Farmers are therefore obliged to collect the poop and dispose of it without it getting into watercourses. It is an excellent fertiliser and so spreading it back on the land is the best thing to do with it. This has been known since farming began.
However, it does need storing over the winter when cattle are housed and, TBH, most farmers haven't enough storage although they meet the legal requirements. When the ground is wet the slurry can run off the the fields into the rivers, but farmers run out of storage and have put it out just as soon as they legally can although conditions might not be suitable.
There is a general lack of storage because herd sizes have increased but not the facilities to deal with the waste. Slurry separation can help, but more storage is the real answer.
While in storage the microbes continue to break down the remaining solids and produce methane and other gasses in doing so. This mixture can be collected, purified and used as a fuel, and Agriland has covered this in the past, most farming media has.
However, it does take a big investment and the returns are variable so it has not caught on as much as certain interested parties might hope.
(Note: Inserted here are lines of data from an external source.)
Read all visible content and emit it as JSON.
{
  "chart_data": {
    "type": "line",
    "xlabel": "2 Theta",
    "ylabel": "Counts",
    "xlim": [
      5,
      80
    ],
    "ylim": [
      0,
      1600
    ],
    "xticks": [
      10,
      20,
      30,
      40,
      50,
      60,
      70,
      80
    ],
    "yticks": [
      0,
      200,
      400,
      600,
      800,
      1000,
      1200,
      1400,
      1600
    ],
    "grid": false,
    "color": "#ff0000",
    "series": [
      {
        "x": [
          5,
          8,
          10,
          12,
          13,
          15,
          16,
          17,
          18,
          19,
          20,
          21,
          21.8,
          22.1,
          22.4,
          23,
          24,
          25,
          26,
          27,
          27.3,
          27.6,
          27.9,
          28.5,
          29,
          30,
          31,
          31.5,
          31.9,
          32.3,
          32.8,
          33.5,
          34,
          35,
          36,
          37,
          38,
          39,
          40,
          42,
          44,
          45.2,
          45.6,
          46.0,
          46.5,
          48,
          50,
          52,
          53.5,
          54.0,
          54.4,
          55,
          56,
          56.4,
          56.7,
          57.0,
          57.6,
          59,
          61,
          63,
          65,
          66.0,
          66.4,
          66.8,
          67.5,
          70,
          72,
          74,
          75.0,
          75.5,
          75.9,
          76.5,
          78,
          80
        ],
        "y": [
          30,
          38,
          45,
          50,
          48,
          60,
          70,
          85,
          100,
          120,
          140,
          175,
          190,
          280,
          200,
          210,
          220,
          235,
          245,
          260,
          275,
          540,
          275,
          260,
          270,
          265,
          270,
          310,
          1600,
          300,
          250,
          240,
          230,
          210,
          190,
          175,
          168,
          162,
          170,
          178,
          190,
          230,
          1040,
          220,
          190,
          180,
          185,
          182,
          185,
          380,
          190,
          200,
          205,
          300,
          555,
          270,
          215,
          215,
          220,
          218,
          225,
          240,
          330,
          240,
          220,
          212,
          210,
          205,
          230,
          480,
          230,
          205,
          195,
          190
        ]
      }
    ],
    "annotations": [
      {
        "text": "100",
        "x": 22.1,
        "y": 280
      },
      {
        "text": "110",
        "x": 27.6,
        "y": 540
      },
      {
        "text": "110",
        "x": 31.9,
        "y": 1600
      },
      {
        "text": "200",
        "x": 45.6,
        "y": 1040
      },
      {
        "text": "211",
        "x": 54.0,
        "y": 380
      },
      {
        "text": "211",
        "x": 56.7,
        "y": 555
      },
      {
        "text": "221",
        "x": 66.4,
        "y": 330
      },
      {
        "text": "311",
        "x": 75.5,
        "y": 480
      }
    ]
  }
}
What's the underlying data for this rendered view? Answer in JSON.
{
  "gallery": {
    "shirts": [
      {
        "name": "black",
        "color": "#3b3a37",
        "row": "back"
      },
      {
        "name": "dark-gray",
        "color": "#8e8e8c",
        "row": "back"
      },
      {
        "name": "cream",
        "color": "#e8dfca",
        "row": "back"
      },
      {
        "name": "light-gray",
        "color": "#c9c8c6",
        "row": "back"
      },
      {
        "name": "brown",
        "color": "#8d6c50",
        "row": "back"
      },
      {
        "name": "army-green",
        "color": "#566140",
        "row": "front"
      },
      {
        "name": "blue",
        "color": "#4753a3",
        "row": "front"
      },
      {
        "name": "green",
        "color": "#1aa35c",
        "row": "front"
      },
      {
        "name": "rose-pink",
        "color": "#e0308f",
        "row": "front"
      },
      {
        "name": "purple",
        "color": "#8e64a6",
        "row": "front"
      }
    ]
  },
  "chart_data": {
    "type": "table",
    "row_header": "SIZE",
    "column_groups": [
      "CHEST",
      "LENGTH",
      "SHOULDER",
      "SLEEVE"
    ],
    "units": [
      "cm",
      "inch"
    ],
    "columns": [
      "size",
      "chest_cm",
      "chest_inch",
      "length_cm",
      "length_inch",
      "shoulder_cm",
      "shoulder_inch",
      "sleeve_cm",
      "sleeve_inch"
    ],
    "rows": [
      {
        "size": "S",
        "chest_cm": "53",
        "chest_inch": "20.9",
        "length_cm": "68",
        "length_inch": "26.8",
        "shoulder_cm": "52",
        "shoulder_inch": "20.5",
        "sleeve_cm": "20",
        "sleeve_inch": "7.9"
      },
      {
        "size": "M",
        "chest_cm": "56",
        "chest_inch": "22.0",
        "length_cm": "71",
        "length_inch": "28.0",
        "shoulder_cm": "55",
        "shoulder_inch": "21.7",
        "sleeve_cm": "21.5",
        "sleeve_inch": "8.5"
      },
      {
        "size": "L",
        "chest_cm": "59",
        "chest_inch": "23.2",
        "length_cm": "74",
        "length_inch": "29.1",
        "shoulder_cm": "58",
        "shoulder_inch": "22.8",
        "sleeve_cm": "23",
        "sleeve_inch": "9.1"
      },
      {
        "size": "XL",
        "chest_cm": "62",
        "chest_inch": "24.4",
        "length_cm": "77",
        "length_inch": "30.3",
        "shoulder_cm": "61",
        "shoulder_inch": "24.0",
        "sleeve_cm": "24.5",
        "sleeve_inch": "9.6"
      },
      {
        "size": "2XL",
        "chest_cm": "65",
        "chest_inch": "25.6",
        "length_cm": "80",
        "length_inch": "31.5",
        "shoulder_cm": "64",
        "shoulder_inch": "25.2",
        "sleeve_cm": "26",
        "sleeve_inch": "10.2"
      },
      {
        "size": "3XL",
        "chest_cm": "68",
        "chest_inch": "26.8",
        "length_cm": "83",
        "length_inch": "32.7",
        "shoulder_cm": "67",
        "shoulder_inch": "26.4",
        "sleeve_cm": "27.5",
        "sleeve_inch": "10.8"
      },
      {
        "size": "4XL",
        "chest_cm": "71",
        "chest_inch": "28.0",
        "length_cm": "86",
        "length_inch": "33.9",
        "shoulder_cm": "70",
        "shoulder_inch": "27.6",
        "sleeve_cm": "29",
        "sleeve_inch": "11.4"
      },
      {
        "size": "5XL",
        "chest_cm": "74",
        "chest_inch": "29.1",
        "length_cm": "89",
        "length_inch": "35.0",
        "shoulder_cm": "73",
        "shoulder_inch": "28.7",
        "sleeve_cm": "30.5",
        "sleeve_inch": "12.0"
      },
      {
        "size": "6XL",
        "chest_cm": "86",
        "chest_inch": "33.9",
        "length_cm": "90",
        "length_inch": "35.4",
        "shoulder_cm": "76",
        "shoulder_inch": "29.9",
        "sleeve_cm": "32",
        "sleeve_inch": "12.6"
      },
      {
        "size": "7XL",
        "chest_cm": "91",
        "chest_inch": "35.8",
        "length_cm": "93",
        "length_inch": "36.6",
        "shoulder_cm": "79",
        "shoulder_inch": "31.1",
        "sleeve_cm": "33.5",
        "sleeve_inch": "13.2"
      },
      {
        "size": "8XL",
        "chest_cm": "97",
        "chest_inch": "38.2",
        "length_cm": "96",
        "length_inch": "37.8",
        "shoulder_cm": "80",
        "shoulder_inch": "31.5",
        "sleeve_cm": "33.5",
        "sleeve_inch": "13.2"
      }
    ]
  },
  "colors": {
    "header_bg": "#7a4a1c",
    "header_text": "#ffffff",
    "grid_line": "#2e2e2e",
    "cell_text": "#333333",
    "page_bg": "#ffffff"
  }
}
New Holland are looking into it to fuel tractors and have pilot plants over in Cornwall, but it's motives might not be quite what they appear.
Central ADs (Anaerobic digestion plants) are a nonsensical idea as it means transporting crap miles rather than using it at source, and it is mainly water, and heaving water about pointlessly is not green by any standard.
That's the bones of it, but there is an awful lot of detail involved.